HVC has the option to fund any percentage of the Security Systems and Market Analysis
projects. For example, if HVC decided to fund 40% of the Security Systems project, investments
of 0.40($600,000) = $240,000 would be required in year 1, 0.40($600,000) = $240,000 would be
required in year 2, and 0.40($250,000) = $100,000 would be required in year 3. In this case, the
net present value of the Security Systems project would be 0.40($1,800,000) = $720,000. The
investment amounts and the net present value for partial funding of the Market Analysis project
would be computed in the same manner.
Managerial Report
Perform an analysis of HVC's investment problem and prepare a report that presents your
findings and recommendations. Include (but do not limit your discussion to) a consideration of
the following items:
1. What is the recommended percentage of each project that HVC should fund and the
net present value of the total investment?
Objective Function:
Max $1,800,000S+$1,600,000M
Constraints:
$600,000S+$500,000M<= $800,000 Year 1
$600,000S+$350,000M<= $700,000 Year 2
$250,000S+$400,000M<= $500,000 Year 3
S <= 1 Maximum percentage of S
M <= 1 Maximum percentage of M
S, M>=0
Recommended percentages of each project and present value of Total Investment
Solution:
Two feasible solutions:
(1) S= 77.8%; M=66.7% | S=77.7777778% M=66.6666667%
(2) S = 60.9%; M=87% | S=60.8695652% M=86.9565217%
Since the objective is to maximize the net present value of the total investment, (2) is the
optimal solution with S= 0.609 and M=0.87. In other words, the recommended
percentage is approximately 61% of the Security Systems project should be funded by
HVC and 87% of the Market Analysis project should be funded by HVC with an
approximate net present value of $2486957 (using S = 60.8695652% and M =
86.9565217%) then rounded off to the nearest whole number).

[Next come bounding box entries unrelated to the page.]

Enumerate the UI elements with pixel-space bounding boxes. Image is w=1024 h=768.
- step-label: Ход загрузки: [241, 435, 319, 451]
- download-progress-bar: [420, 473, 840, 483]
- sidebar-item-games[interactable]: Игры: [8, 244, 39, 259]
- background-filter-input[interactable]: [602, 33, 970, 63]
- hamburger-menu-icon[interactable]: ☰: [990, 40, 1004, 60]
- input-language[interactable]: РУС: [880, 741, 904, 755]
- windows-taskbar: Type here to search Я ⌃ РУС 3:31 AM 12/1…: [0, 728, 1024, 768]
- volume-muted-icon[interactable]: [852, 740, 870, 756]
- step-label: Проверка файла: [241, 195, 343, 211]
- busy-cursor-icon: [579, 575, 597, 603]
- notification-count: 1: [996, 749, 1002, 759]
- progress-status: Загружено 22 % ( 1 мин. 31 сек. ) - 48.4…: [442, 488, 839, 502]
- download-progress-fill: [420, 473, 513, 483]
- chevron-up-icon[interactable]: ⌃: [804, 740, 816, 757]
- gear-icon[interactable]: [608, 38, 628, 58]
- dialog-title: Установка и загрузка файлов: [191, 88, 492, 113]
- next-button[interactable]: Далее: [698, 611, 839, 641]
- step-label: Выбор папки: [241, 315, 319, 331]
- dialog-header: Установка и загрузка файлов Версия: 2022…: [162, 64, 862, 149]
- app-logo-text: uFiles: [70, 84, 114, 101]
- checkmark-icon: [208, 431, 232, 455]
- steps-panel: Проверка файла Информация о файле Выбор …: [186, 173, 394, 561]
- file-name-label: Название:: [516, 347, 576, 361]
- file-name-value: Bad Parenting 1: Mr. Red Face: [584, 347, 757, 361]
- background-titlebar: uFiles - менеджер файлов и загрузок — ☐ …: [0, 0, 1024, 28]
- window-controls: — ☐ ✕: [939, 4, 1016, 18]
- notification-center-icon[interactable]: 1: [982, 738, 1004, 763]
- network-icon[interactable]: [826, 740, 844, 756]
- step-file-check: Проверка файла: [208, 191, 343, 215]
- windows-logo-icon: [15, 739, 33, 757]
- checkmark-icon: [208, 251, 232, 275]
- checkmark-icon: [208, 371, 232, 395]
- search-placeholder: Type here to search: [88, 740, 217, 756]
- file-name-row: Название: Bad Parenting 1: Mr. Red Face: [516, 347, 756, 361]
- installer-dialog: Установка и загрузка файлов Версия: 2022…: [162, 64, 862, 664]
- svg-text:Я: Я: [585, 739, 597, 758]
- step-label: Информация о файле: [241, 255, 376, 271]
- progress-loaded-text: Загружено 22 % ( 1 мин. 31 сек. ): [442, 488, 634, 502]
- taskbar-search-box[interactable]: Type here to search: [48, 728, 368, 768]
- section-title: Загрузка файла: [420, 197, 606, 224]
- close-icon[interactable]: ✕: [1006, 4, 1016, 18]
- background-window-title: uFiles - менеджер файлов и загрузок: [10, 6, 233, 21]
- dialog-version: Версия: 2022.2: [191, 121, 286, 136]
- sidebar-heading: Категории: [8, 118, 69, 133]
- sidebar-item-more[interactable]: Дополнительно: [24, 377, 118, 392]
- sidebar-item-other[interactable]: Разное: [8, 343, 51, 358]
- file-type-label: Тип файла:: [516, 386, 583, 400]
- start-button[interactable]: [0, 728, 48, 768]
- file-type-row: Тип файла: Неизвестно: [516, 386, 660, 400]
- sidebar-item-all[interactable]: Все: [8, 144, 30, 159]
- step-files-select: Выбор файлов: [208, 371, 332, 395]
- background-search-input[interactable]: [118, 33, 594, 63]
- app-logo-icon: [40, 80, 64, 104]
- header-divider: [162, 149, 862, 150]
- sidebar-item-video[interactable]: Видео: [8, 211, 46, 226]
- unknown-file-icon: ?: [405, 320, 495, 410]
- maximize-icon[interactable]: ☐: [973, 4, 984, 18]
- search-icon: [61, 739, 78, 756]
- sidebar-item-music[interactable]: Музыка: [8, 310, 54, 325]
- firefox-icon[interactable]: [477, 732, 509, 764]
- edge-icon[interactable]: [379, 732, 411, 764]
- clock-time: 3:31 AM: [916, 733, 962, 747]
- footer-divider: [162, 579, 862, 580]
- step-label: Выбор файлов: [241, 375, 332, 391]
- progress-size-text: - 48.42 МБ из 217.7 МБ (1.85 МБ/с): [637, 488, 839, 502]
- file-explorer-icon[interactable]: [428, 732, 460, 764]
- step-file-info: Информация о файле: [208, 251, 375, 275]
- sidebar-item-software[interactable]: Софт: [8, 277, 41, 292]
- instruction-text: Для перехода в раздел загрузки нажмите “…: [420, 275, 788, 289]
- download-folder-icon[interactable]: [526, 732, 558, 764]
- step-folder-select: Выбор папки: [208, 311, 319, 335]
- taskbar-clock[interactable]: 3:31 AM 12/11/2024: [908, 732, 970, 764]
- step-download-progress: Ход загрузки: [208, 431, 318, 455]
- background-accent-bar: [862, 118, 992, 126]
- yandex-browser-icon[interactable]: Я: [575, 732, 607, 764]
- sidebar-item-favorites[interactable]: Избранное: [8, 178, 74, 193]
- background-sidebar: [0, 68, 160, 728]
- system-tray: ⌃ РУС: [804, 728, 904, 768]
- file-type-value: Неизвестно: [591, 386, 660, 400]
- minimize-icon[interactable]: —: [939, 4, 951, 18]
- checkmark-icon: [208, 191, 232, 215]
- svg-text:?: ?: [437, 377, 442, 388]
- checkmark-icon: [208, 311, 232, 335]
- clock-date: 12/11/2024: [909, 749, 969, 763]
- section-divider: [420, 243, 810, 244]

2. What capital allocation plan for Security Systems and Market Analysis for the
coming three-year period and the total HVC investment each year would you
recommend?
Capital allocation plan for Security Systems and Market Analysis for the coming three-
year period and the total HVC investment each year would be recommended as:
Note S = 60.8695652% and M = 86.9565217%
In the first year, HVC should invest $365,217.39 in Security Systems and $434782.61 in
Market Analysis, the total investment amount is 800000.00. In the second year, this
company will spend the same amount of money on the Security Systems as the first year
and $304347.83 on Market Analysis, the total investment is $669565.22; in the last year,
HVC can commit $152173.91 for Security Systems and $347,826.09 for Market
Analysis,
The total is $ 500000.00.
New Constraint:
S=68.9%; M=82% | S=68.852459% M=81.9672131%
If HVC is willing to commit an additional $100000 during the first year, the recommended
percentage of the security systems will increase from 61% to 69% and the number of Market
Analysis will decrease from 87% to 82%. The net present value will change to $2550820,
approximately (using S= 68.852459% and M= 81.9672131% then rounded off to the nearest
whole number).
4. What would the capital allocation plan look like if an additional $100,000 is made
available during first year?
Security System ($) Market Analysis ($) Total ($)
Year 1 413114.75 409836.07 822950.82
Year 2 413114.75 286885.25 700,000
Year 3 172131.15 327868.85 500,000
Compared to the capital allocation plan without the additional $100000, HVC’s investment on
the first year in security system would be $413114.75 and $ 409836.07 in Market analysis with
the total investment amount of 822,950.82. In the second year it would spend the same amount
on the security system as the first year and $ 286,885.25 on Market analysis, with a total
investment of $ 700,000. In the last year HVC would commit $172131.15 for Security System
and $ 327,868.85 for Market analysis for a total of $ 500,000.